Pan was outside his cell by then. 'Hardly,' he said. He laughed; at least it sounded as though he did. 'Silly,' he said. 'I have retrogressed or devoluted or whatever it is.' He reached out and plucked the lock off Happy's cell door. 'I should have done this in the first place. But I like exercise, it makes me feel good,'.

He plucked Ape's lock away, too, and loped towards the single, barred window, putting most of his weight on his knuckles.

As he pulled each bar out of the window he passed it to Ape. 'No use making any more fuss than we have to,' he said. 'There. Give me your hand, Happy.' Clinging to the outside frame of the window with one hand, he reached down and pulled Happy up, let him climb out by himself. Then he pulled Ape up, jumped out himself, and gave the whole window cell to the chief.

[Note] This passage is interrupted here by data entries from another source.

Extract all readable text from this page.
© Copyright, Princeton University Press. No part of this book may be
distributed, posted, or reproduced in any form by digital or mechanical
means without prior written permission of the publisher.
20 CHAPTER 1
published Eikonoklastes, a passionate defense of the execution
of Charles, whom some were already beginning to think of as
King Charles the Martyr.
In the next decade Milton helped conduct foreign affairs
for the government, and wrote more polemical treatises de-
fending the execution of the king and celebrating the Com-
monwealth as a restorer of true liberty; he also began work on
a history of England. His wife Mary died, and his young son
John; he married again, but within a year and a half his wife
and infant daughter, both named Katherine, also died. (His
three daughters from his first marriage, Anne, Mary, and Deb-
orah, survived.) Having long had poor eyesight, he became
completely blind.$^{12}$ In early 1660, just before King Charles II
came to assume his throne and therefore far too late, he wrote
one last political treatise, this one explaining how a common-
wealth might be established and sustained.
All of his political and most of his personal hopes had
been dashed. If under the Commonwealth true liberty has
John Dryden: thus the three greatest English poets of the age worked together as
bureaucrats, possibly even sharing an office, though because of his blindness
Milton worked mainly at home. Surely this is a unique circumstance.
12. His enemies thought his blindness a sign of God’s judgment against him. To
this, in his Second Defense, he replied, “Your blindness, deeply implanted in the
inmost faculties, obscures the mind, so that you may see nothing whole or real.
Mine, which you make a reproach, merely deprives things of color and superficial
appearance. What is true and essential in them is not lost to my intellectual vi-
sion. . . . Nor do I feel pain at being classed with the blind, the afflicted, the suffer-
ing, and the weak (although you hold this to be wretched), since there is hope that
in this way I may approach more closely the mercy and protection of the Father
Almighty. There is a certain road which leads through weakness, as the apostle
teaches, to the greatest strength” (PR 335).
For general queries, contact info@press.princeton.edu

Ape landed on the ground with a grunt. They were towards the back of the fake tank farm, near the woven- wire fence. Pan looked the fence over and grunted in imitation of Ape. 'No problem there.'

'Watch it,' Happy said. 'It might be electric.' He looked around, then pointed at a live oak. 'This place is so G.I. neat, well have to chaw a limb off that No sticks or anything around.'

'No sweat,' Pan said. He clambered up the tree, snapped a substantial branch off, climbed down with it in one hand. 'Here, old boy.'

Cautiously Happy leaned the limb against the woven wire. When there were no sparks, he said, 'Go ahead.'

Pan reached out and pulled the fence down to the ground and they walked out over it.

The two sailors stumbled as they went, their black shoes wabbling on their feet. Pan Satyrus led them into the first clump of hammock, the hardwood groves that dot the flat piney woods of Florida. Then he went swinging up into the trees, and, after a while, he came back with a handful of thin vine stems.

Happy and Ape started plaiting shoelaces for themselves. Their experienced hands were very fast at it.